GCtx-UNet: Efficient Network for Medical Image Segmentation

Khaled Alrfou,Tian Zhao
2024-06-10
Abstract:Medical image segmentation is crucial for disease diagnosis and monitoring. Though effective, the current segmentation networks such as UNet struggle with capturing long-range features. More accurate models such as TransUNet, Swin-UNet, and CS-UNet have higher computation complexity. To address this problem, we propose GCtx-UNet, a lightweight segmentation architecture that can capture global and local image features with accuracy better or comparable to the state-of-the-art approaches. GCtx-UNet uses vision transformer that leverages global context self-attention modules joined with local self-attention to model long and short range spatial dependencies. GCtx-UNet is evaluated on the Synapse multi-organ abdominal CT dataset, the ACDC cardiac MRI dataset, and several polyp segmentation datasets. In terms of Dice Similarity Coefficient (DSC) and Hausdorff Distance (HD) metrics, GCtx-UNet outperformed CNN-based and Transformer-based approaches, with notable gains in the segmentation of complex and small anatomical structures. Moreover, GCtx-UNet is much more efficient than the state-of-the-art approaches with smaller model size, lower computation workload, and faster training and inference speed, making it a practical choice for clinical applications.
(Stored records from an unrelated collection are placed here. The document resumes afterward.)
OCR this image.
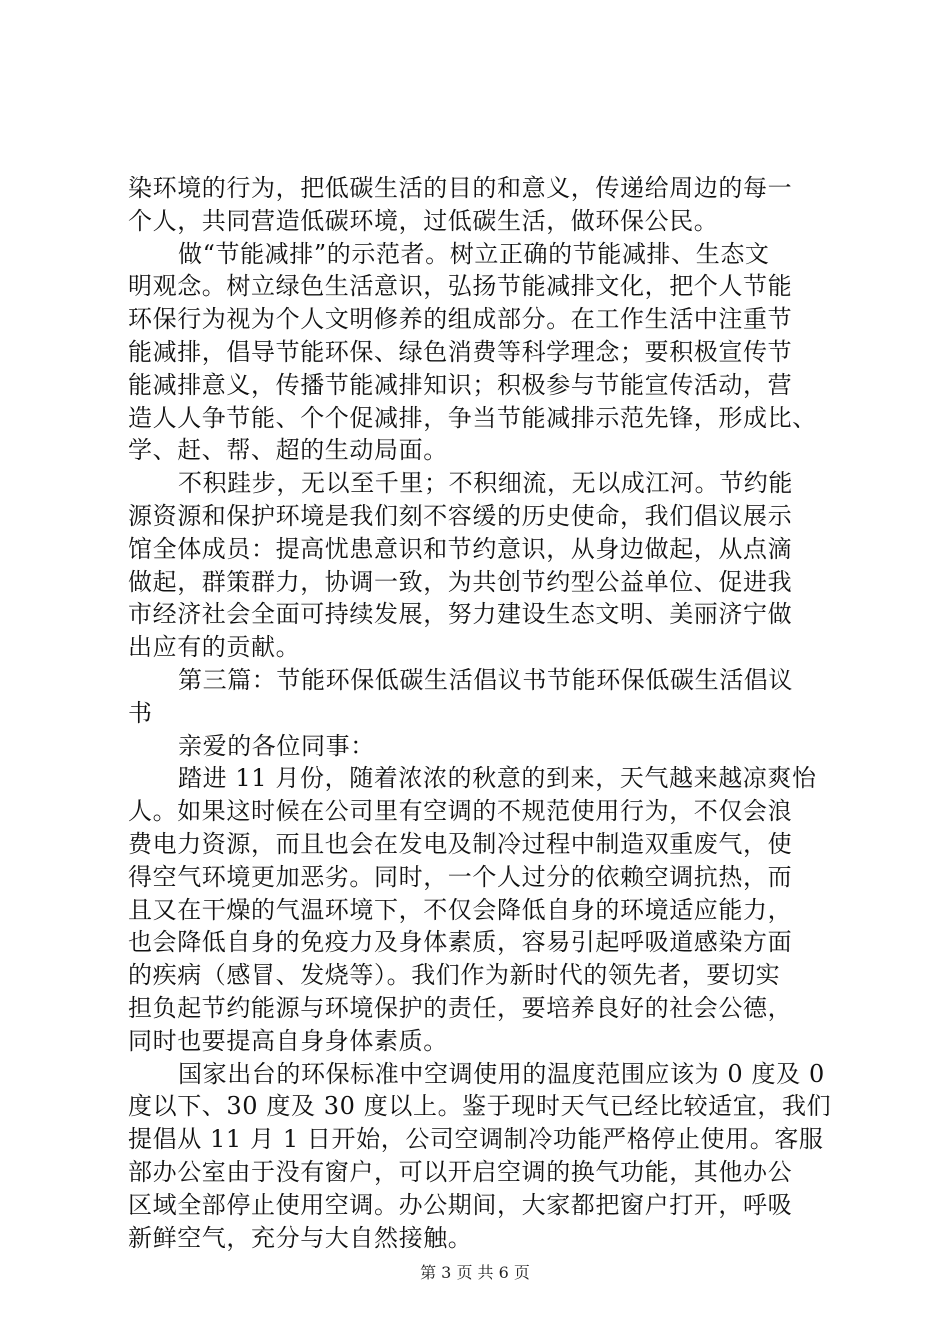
染环境的行为，把低碳生活的目的和意义，传递给周边的每一
个人，共同营造低碳环境，过低碳生活，做环保公民。
做“节能减排”的示范者。树立正确的节能减排、生态文
明观念。树立绿色生活意识，弘扬节能减排文化，把个人节能
环保行为视为个人文明修养的组成部分。在工作生活中注重节
能减排，倡导节能环保、绿色消费等科学理念；要积极宣传节
能减排意义，传播节能减排知识；积极参与节能宣传活动，营
造人人争节能、个个促减排，争当节能减排示范先锋，形成比、
学、赶、帮、超的生动局面。
不积跬步，无以至千里；不积细流，无以成江河。节约能
源资源和保护环境是我们刻不容缓的历史使命，我们倡议展示
馆全体成员：提高忧患意识和节约意识，从身边做起，从点滴
做起，群策群力，协调一致，为共创节约型公益单位、促进我
市经济社会全面可持续发展，努力建设生态文明、美丽济宁做
出应有的贡献。
第三篇：节能环保低碳生活倡议书节能环保低碳生活倡议
书
亲爱的各位同事：
踏进 11 月份，随着浓浓的秋意的到来，天气越来越凉爽怡
人。如果这时候在公司里有空调的不规范使用行为，不仅会浪
费电力资源，而且也会在发电及制冷过程中制造双重废气，使
得空气环境更加恶劣。同时，一个人过分的依赖空调抗热，而
且又在干燥的气温环境下，不仅会降低自身的环境适应能力，
也会降低自身的免疫力及身体素质，容易引起呼吸道感染方面
的疾病（感冒、发烧等）。我们作为新时代的领先者，要切实
担负起节约能源与环境保护的责任，要培养良好的社会公德，
同时也要提高自身身体素质。
国家出台的环保标准中空调使用的温度范围应该为 0 度及 0
度以下、30 度及 30 度以上。鉴于现时天气已经比较适宜，我们
提倡从 11 月 1 日开始，公司空调制冷功能严格停止使用。客服
部办公室由于没有窗户，可以开启空调的换气功能，其他办公
区域全部停止使用空调。办公期间，大家都把窗户打开，呼吸
新鲜空气，充分与大自然接触。
第 3 页 共 6 页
Image and Video Processing,Computer Vision and Pattern Recognition,Machine Learning
What problem does this paper attempt to address?
### Problems the Paper Aims to Solve This paper aims to address a critical issue in medical image segmentation, specifically the limitations of existing segmentation networks (such as UNet) in capturing long-range features. Although current efficient models (like TransUNet, Swin-UNet, and CS-UNet) have improved accuracy, their high computational complexity limits practical applications. To tackle this challenge, the authors propose GCtx-UNet, a lightweight segmentation architecture capable of capturing global and local image features with better or comparable accuracy. GCtx-UNet leverages a vision transformer, combining a global context self-attention module with a local self-attention mechanism to model long-range and short-range spatial dependencies. Experimental results show that on the Synapse multi-organ abdominal CT dataset, ACDC cardiac MRI dataset, and several polyp segmentation datasets, GCtx-UNet outperforms CNN-based and transformer-based methods in metrics such as Dice Similarity Coefficient (DSC) and Hausdorff Distance (HD). Additionally, GCtx-UNet demonstrates significant advantages in segmenting complex and small anatomical structures. Moreover, GCtx-UNet has a smaller model size, lower computational workload, and faster training and inference speeds, making it an ideal choice for clinical applications.